Kafka is really not intended to improve on this. Instead, it's intended for very high-volume ETL processing, where a classical message queue delivering records would spend too much time on locking. Kafka is hot-rodding the message queue design and removing guard rails to get more messages thru faster.

Generally I say, "Message queues are for tasks, Kafka is for data." But in the latter case, if your data volume is not huge, a message queue for async ETL will do just fine and give better guarantees as FIFO goes.

In essence, Kafka is a very specialized version of much more general-purpose message queues, which should be your default starting point. It's similar to replacing a SQL RDBMS with some kind of special NoSQL system - if you need it, okay, but otherwise the general-purpose default is usually the better option.

2 comments

kerblang

CharlieDigital 2 months ago

Of course this is not the same as Kafka, but the comment I'm replying to:

    > Ah yes, and every consumer should just do this in a while (true) loop as producers write to it. Very efficient and simple with no possibility of lock contention or hot spots. Genius, really.

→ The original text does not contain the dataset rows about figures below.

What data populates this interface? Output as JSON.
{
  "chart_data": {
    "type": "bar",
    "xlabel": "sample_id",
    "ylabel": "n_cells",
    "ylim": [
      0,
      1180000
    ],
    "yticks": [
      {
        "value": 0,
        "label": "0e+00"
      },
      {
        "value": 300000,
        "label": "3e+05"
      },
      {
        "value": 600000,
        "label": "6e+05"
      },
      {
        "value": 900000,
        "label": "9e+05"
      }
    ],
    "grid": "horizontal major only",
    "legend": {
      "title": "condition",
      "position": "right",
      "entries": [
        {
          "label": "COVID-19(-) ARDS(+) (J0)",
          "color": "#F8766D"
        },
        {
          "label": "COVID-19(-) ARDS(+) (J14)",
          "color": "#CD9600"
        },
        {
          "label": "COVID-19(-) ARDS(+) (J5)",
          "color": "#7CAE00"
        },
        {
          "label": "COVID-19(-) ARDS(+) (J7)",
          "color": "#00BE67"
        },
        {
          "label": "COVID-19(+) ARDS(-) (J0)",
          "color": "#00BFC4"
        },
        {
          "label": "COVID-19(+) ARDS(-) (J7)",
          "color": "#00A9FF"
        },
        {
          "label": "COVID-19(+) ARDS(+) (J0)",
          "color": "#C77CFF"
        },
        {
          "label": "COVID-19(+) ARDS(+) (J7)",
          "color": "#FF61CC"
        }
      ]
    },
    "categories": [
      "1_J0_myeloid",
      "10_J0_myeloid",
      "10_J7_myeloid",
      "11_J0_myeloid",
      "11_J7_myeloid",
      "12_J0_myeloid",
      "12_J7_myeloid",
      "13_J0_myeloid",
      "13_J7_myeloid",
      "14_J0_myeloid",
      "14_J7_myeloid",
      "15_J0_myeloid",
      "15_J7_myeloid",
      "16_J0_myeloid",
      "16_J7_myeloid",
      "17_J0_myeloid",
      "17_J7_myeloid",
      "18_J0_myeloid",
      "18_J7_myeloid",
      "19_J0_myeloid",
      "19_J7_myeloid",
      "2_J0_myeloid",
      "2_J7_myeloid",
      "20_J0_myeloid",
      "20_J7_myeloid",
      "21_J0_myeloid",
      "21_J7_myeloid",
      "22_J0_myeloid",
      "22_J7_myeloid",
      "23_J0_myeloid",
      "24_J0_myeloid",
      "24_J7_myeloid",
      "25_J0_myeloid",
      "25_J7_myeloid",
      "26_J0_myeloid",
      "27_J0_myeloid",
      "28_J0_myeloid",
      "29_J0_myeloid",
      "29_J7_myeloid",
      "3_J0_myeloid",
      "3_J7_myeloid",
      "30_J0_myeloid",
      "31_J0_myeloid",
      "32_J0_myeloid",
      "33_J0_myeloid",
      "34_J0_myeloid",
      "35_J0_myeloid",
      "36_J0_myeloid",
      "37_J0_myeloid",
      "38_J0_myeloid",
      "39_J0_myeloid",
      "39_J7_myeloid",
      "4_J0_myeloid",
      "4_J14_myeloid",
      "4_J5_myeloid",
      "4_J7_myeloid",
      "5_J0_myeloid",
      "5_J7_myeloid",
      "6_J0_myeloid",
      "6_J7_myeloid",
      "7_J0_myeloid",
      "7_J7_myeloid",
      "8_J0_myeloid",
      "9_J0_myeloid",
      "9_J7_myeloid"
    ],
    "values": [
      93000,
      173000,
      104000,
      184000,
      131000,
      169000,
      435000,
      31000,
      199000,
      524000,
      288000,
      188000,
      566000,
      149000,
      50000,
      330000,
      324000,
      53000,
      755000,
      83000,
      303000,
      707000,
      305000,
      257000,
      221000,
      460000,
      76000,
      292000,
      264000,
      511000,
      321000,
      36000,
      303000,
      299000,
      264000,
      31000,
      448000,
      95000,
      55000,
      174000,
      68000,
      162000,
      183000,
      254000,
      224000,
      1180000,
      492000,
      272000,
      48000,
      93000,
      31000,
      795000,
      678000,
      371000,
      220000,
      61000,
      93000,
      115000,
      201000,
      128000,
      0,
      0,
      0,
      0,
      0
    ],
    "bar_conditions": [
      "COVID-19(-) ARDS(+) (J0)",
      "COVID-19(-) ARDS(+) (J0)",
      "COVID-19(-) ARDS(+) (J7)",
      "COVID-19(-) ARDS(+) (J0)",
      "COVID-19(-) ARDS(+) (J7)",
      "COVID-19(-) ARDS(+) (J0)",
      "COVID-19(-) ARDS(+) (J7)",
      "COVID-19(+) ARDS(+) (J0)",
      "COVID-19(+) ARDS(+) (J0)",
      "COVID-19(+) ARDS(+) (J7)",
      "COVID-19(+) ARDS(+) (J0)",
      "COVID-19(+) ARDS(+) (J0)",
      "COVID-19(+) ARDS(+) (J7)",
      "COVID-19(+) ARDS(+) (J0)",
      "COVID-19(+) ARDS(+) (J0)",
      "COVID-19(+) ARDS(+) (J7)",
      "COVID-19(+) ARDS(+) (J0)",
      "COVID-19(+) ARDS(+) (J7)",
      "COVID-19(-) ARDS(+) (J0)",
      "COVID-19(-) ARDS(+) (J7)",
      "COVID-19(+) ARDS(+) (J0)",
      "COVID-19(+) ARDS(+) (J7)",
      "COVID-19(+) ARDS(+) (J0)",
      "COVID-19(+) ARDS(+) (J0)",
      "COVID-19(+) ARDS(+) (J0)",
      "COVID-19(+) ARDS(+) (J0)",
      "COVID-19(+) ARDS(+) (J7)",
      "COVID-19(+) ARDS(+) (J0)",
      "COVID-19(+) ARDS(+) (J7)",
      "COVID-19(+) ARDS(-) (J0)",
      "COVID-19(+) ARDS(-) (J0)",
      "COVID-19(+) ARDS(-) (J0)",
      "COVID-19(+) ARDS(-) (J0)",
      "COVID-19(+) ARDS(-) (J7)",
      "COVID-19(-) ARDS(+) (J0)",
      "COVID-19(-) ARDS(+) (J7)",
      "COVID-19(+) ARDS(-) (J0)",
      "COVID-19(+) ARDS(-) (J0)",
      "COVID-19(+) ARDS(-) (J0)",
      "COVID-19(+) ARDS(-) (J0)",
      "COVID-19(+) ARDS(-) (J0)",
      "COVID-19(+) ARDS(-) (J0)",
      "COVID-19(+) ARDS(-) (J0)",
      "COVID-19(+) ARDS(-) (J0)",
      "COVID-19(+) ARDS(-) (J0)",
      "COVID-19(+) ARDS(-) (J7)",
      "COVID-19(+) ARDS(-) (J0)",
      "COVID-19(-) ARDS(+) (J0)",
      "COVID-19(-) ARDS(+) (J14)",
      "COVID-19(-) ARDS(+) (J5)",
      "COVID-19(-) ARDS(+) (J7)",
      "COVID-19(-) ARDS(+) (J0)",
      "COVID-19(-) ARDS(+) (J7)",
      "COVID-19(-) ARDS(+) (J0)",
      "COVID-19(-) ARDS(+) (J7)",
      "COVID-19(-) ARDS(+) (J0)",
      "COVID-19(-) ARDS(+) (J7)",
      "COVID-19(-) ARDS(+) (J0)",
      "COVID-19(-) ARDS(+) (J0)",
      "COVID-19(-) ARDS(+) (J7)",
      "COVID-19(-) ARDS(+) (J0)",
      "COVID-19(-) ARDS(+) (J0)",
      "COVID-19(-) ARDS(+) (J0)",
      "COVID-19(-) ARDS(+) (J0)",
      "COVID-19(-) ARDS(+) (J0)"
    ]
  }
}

Seemed to imply that it's not possible to build a high performance pub/sub system using a simple SQL select. I do not think that is true and it is in fact fairly easy to build a high performance pub/sub system with a simple SQL select. Clearly, this design as proposed is not the same as Kafka.

alexjplant 2 months ago

No, I implied that implementing pub/sub with just a select statement is silly because it is. Your implementation accounts for the downfalls of this approach with smart design using a message queue and intelligent locking semantics. Parent of my comment was glib and included none of this.